Mario mendengus, mengambil keripik kentang di meja dan mengunyahnya dengan penuh perasaan. "Terus lo terima dia?"

Luna menggeleng, merebut keripik kentang itu dari Mario. "Gue minta waktu buat jawab."

Setelah mengucapkan itu, Luna menepuk dahi karena lupa akan sesuatu. Ia membuka tas, membawa cokelat batangan dari Raja yang langsung membuat mata Mario berbinar.

"Ih cokelat! Gue mau!"

Luna menjauhkan cokelatnya dari jangkauan Mario. "Enak aja.
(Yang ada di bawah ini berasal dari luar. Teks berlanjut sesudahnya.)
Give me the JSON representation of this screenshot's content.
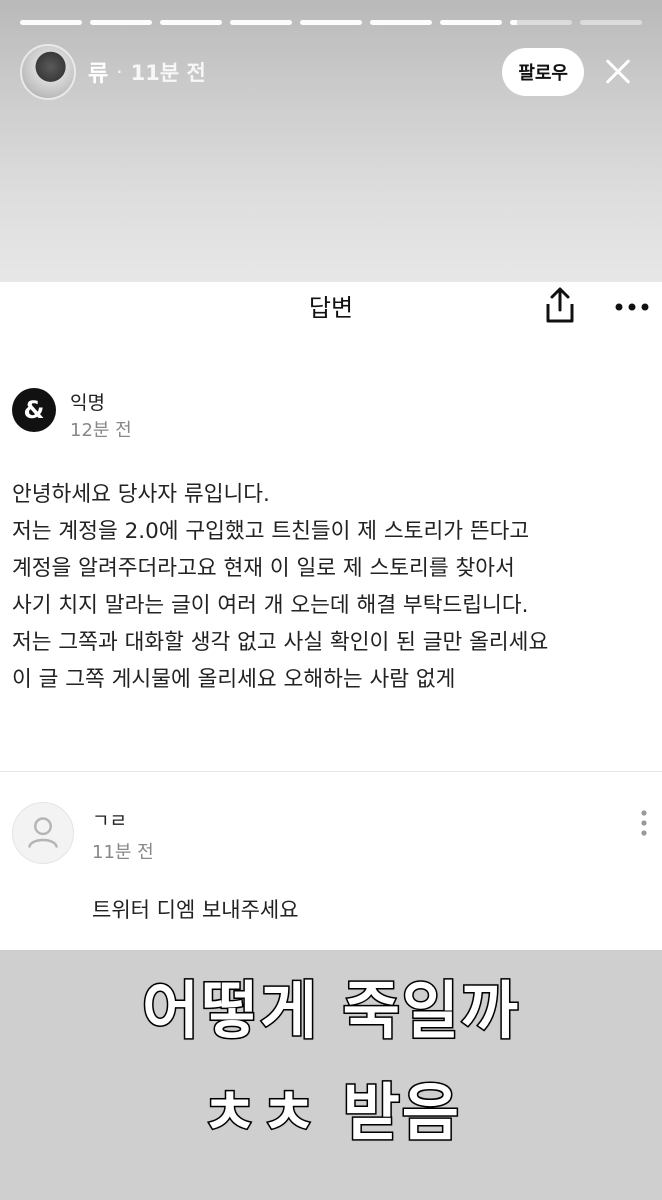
{
  "story": {
    "progress_segments": [
      1,
      1,
      1,
      1,
      1,
      1,
      1,
      0.12,
      0
    ],
    "user": "류",
    "time": "11분 전",
    "follow_label": "팔로우"
  },
  "card": {
    "title": "답변",
    "post": {
      "avatar_glyph": "&",
      "author": "익명",
      "time": "12분 전",
      "body": "안녕하세요 당사자 류입니다.\n저는 계정을 2.0에 구입했고 트친들이 제 스토리가 뜬다고\n계정을 알려주더라고요 현재 이 일로 제 스토리를 찾아서\n사기 치지 말라는 글이 여러 개 오는데 해결 부탁드립니다.\n저는 그쪽과 대화할 생각 없고 사실 확인이 된 글만 올리세요\n이 글 그쪽 게시물에 올리세요 오해하는 사람 없게"
    },
    "reply": {
      "author": "ㄱㄹ",
      "time": "11분 전",
      "body": "트위터 디엠 보내주세요"
    }
  },
  "caption": {
    "line1": "어떻게 죽일까",
    "line2": "ㅊㅊ 받음"
  },
  "icons": {
    "share": "share-icon",
    "more": "more-horizontal-icon",
    "close": "close-icon",
    "reply_more": "more-vertical-icon",
    "reply_avatar": "user-placeholder-icon"
  }
}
Minta sama Revano aja sono!"

"Pelit!" Mario menjulurkan lidah mengejek, mengambil ponsel di saku, hendak mengirim pesan. Namun, urung dilakukan karena Mario ingat bahwa ia sedang kesal pada Revano. Tidak mungkin jika tiba-tiba ia meminta sesuatu.
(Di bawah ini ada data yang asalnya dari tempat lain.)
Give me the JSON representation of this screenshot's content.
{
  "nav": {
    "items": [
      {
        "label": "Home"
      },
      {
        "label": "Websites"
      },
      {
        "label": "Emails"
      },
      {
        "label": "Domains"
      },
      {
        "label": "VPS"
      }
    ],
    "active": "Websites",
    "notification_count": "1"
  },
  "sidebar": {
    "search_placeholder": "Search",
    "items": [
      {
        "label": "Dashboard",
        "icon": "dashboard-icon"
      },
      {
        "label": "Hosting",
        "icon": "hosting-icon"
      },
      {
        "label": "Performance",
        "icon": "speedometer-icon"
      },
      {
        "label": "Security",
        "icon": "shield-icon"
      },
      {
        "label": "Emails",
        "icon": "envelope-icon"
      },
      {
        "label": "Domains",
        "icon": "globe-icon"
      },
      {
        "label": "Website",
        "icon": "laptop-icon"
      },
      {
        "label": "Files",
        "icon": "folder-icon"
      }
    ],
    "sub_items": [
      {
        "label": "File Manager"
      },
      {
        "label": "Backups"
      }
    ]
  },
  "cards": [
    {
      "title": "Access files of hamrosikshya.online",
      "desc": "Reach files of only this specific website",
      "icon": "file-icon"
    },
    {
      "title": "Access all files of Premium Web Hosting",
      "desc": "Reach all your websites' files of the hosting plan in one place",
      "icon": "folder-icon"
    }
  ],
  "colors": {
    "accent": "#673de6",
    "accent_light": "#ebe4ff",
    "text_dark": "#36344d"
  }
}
"Raja digantung dong, Na?" tanya Gisel yang sudah selesai makan dan meminum segelas air.

Luna malah mengangkat bahu. "Ya gitu, soalnya gue juga masih ragu."

"Ragu dia serius atau nggak sama lo?"

Luna mengangguk. "Iya, soalnya dia tiba-tiba deketin dan nembak. Iya sih selama beberapa hari pendekatan dulu, tapi terlalu mendadak aja buat gue. Gue nggak siap."
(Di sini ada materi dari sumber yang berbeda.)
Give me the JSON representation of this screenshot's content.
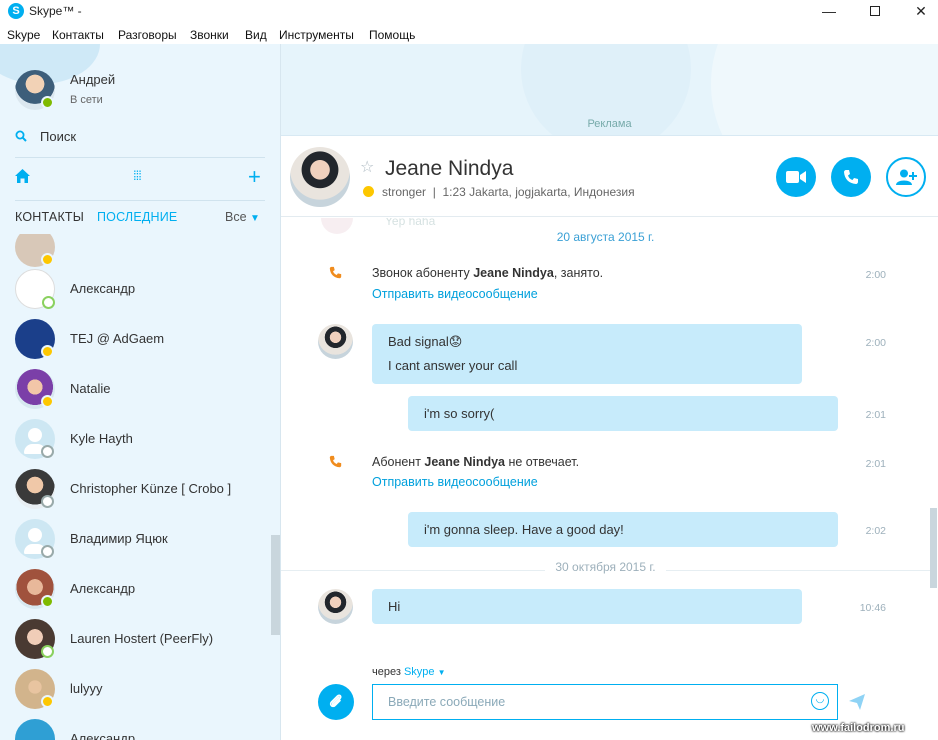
{
  "window": {
    "title": "Skype™ - ",
    "minimize_glyph": "—",
    "close_glyph": "✕"
  },
  "menu": [
    "Skype",
    "Контакты",
    "Разговоры",
    "Звонки",
    "Вид",
    "Инструменты",
    "Помощь"
  ],
  "profile": {
    "name": "Андрей",
    "status": "В сети"
  },
  "sidebar": {
    "search_label": "Поиск",
    "tab_contacts": "КОНТАКТЫ",
    "tab_recent": "ПОСЛЕДНИЕ",
    "filter_label": "Все",
    "contacts": [
      {
        "name": "Александр",
        "status": "offline",
        "avatar_color": "#ffffff"
      },
      {
        "name": "TEJ @ AdGaem",
        "status": "away",
        "avatar_color": "#1b3f8a"
      },
      {
        "name": "Natalie",
        "status": "away",
        "avatar_color": "#7b3fa8"
      },
      {
        "name": "Kyle Hayth",
        "status": "unknown",
        "avatar_color": "generic"
      },
      {
        "name": "Christopher Künze [ Crobo ]",
        "status": "unknown",
        "avatar_color": "#3a3a3a"
      },
      {
        "name": "Владимир Яцюк",
        "status": "unknown",
        "avatar_color": "generic"
      },
      {
        "name": "Александр",
        "status": "online",
        "avatar_color": "#a0523d"
      },
      {
        "name": "Lauren Hostert (PeerFly)",
        "status": "offline",
        "avatar_color": "#4a3a32"
      },
      {
        "name": "lulyyy",
        "status": "away",
        "avatar_color": "#d2b48c"
      },
      {
        "name": "Александр",
        "status": "away",
        "avatar_color": "#2f9fd4"
      }
    ]
  },
  "ad": {
    "label": "Реклама"
  },
  "conversation": {
    "contact_name": "Jeane Nindya",
    "mood": "stronger",
    "location": "1:23 Jakarta, jogjakarta, Индонезия",
    "ghost_text": "Yep haha",
    "date1": "20 августа 2015 г.",
    "date2": "30 октября 2015 г.",
    "events": [
      {
        "prefix": "Звонок абоненту ",
        "name": "Jeane Nindya",
        "suffix": ", занято.",
        "link": "Отправить видеосообщение",
        "time": "2:00"
      },
      {
        "prefix": "Абонент ",
        "name": "Jeane Nindya",
        "suffix": " не отвечает.",
        "link": "Отправить видеосообщение",
        "time": "2:01"
      }
    ],
    "messages": [
      {
        "line1": "Bad signal😟",
        "line2": "I cant answer your call",
        "time": "2:00"
      },
      {
        "line1": "i'm so sorry(",
        "time": "2:01"
      },
      {
        "line1": "i'm gonna sleep. Have a good day!",
        "time": "2:02"
      },
      {
        "line1": "Hi",
        "time": "10:46"
      }
    ]
  },
  "composer": {
    "via_label": "через",
    "via_service": "Skype",
    "placeholder": "Введите сообщение"
  },
  "watermark": "www.failodrom.ru",
  "colors": {
    "accent": "#00aff0",
    "bubble": "#c7ebfb",
    "sidebar_bg": "#eaf6fd",
    "missed_call": "#f08c1e",
    "status_online": "#7fba00",
    "status_away": "#fdc700"
  }
}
"Digantung kayak cemuran," celetuk Mario, masih menimang-nimang apakah ia akan mengirim pesan kepada Revano atau tidak.

"Daripada buru-buru jawab tapi nyesel, mending lo emang mikir-mikir dulu, Na." Gisel memberi saran.

"Makanya, sekarang gue lagi pertimbangin mau terima atau nggak." Luna menyandarkan punggungnya di sofa, memejam dan mencoba memikirkan apa jawaban yang akan ia berikan kepada Raja.

Ia tidak tahu apakah ia menyukai Raja atau tidak, Luna hanya merasa nyaman di dekat Raja. Cowok itu enak diajak mengobrol, dia juga baik dan tidak menjauh ketika Luna memberi tanggapan yang terkesan ketus.

Jika Luna menolak, hanya satu yang tidak ia inginkan. Luna takut jika Raja pergi menjauh, padahal menurutnya Raja merupakan teman yang baik.

"Kalo menurut gue ya, Na. Terima aja, itung-itung ini cara lo buat kembali ke jalan yang benar," saran Gisel, ada sindiran di akhir kalimatnya.

"Jangan mau, Na. Nanti rusak keturunan lo jadi item semua kalo sama Raja," ucap Mario.

"Yang bakal ngerusak keturunan itu lo, nanti anak-anak Luna jadi pendek jadinya," sanggah Gisel.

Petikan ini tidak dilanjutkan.